Deuxièmement, le scepticisme a également gagné, de manière nouvelle, l'idée même de possibilité de la croissance. Vous avez sans doute entendu les déclarations répétées de M. Larry Summers, ancien président de Harvard et ministre sous Clinton, sur l'émergence d'une stagnation séculaire. Un tel propos contraste avec l'idée de récession antérieure, notamment entre les deux guerres, où l'on évoquait l'idée d'une stagnation temporaire et parler d'une stagnation séculaire n'était à l'époque plausible pour personne. Aujourd'hui, de plus en plus d'économistes, fût-ce même chez ceux qui la considèrent comme désirables, disent que la croissance est devenue impossible, du moins en Europe et en Amérique du Nord.

Troisièmement, nous avons eu la croissance. Nos pays sont en effet beaucoup plus riches que ce qu'ils étaient au début des Trente Glorieuses. Le problème du chômage a-t-il été résolu ? Celui de la précarité est au moins aussi important qu'à l'époque ! Il est temps qu'on cesse de nous leurrer en nous expliquant que la solution du chômage réside dans une accélération de la croissance. Cette conviction-là est de plus en plus partagée et de nombreuses personnes se disent qu'il est nécessaire d'inventer un nouveau remède structurel au chômage et à l'exclusion qui soit autre qu'une croissance qui, si elle était possible, ne serait pas désirable et si elle était désirable, ne serait pas possible.

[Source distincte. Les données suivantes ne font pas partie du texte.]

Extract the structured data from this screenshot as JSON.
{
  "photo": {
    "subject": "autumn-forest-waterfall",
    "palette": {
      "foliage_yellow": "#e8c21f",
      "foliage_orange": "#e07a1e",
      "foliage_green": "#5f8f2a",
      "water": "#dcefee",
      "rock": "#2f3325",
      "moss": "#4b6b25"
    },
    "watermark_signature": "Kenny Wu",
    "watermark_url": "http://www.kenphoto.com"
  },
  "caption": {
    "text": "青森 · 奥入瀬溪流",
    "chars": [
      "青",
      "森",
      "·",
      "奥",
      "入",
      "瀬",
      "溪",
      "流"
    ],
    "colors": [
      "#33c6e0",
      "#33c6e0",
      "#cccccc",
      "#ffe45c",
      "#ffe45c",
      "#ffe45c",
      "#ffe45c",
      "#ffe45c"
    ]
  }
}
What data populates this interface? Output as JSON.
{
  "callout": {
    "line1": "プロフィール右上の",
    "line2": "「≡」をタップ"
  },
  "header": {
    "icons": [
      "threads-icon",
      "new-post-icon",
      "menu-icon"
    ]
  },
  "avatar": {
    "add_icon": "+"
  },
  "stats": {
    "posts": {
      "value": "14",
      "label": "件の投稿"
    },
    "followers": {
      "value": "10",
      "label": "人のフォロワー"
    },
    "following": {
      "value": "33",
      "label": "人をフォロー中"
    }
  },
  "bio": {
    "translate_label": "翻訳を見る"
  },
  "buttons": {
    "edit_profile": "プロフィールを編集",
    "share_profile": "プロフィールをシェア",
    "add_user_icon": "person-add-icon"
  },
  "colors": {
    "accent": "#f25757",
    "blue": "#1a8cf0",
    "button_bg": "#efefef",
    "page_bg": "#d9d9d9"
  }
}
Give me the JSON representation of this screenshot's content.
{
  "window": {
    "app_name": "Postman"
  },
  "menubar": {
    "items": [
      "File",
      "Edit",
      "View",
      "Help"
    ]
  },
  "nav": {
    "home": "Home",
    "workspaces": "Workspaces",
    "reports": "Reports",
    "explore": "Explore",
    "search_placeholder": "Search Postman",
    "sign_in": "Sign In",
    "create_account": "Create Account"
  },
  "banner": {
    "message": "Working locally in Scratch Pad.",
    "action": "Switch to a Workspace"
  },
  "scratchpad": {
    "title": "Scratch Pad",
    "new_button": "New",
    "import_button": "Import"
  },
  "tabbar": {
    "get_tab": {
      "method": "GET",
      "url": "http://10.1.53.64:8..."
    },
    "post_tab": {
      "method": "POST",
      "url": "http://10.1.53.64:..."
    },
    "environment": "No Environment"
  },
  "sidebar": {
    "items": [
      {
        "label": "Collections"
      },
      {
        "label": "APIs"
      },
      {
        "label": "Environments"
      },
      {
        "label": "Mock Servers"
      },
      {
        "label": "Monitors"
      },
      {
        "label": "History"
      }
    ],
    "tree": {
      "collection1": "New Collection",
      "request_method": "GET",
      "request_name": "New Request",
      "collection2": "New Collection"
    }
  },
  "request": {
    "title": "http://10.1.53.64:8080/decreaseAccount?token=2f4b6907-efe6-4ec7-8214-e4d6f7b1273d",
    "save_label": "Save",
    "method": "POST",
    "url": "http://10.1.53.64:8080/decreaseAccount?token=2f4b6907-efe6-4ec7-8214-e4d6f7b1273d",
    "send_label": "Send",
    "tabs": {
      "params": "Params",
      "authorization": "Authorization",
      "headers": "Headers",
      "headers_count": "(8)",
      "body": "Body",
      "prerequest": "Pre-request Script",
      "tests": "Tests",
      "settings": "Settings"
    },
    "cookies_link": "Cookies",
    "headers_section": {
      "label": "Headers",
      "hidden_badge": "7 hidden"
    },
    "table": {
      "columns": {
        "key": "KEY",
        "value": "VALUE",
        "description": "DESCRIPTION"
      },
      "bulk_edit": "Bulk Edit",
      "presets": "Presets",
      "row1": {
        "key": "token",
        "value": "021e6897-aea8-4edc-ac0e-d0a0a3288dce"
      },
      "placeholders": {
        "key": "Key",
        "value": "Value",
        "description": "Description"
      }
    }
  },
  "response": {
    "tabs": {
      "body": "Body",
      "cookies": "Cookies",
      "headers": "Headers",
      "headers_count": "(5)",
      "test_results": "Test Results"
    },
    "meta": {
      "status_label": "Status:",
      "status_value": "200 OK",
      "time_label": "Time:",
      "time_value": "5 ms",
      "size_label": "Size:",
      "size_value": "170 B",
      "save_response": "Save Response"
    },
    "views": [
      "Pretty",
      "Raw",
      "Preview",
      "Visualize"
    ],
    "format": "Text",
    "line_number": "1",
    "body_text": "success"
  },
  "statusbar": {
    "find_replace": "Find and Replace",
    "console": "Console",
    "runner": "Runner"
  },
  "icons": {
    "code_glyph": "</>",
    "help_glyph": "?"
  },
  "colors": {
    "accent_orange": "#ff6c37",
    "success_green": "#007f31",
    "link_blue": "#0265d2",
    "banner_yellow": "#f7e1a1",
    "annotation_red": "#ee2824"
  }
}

Outre cette raison fondamentale, il en est une autre, plus générale. En effet, nous avons un besoin impérieux et urgent d'utopie réaliste. J'étais à un festival d'idées à Udine, en Italie, où se tenait un débat sur le djihadisme. Y participait un professeur de l'École des hautes études, d'origine iranienne et dont l'analyse des causes de l'afflux de jeunes partisans, d'origine maghrébine ou caucasienne en faveur de l'idée absurde d'un Califat islamique était très convaincante. Il manque ici une utopie mobilisatrice qui aille au-delà tant d'une sujétion au marché de plus en plus grande, que d'une lutte pour les avantages acquis auxquels ces jeunes-là n'ont d'ailleurs pas accès. Il faut aspirer à un avenir. Pour pouvoir façonner cette utopie mobilisatrice, on a bien sûr besoin d'autre chose que cette allocation universelle en restructurant la distribution des revenus et en créant ce socle qui pourrait dynamiser notre société. Ce n'est pas le lieu aujourd'hui d'en discuter, mais je suis convaincu que l'allocation universelle est essentielle lorsqu'elle est en interaction avec d'autres composantes qui favorisent cette évolution.

En conclusion, j'ai piloté pendant toute cette année ce que nous avons appelé « l'Année Louvain des utopies pour le temps présent », puisque nous célébrons le cinq-centième anniversaire de la publication, à Louvain, de l'Utopie de Thomas More suite à l'intervention d'Érasme. Nous en avons profité pour nous remémorer ce glorieux début du XVIe siècle qui a été fondamental non seulement pour l'histoire notre civilisation mais aussi à travers le monde. Nous en avons profité pour inciter tous les membres de notre communauté universitaire, des plus âgés aux plus jeunes, et tout particulièrement nos étudiants et nos chercheurs, à trouver une place pour la pensée utopique intelligente et fédératrice des disciplines, telle une sorte de « smart utopia ». Ne laissons pas les ingénieurs ou les économistes travailler seuls à leur utopie ! Il importe de travailler ensemble afin de réfléchir sur les effets pervers des idées qui peuvent apparaître, de prime abord, formidables. D'où l'importance du genre de discussion que nous pouvons avoir, y compris dans ce cadre-ci.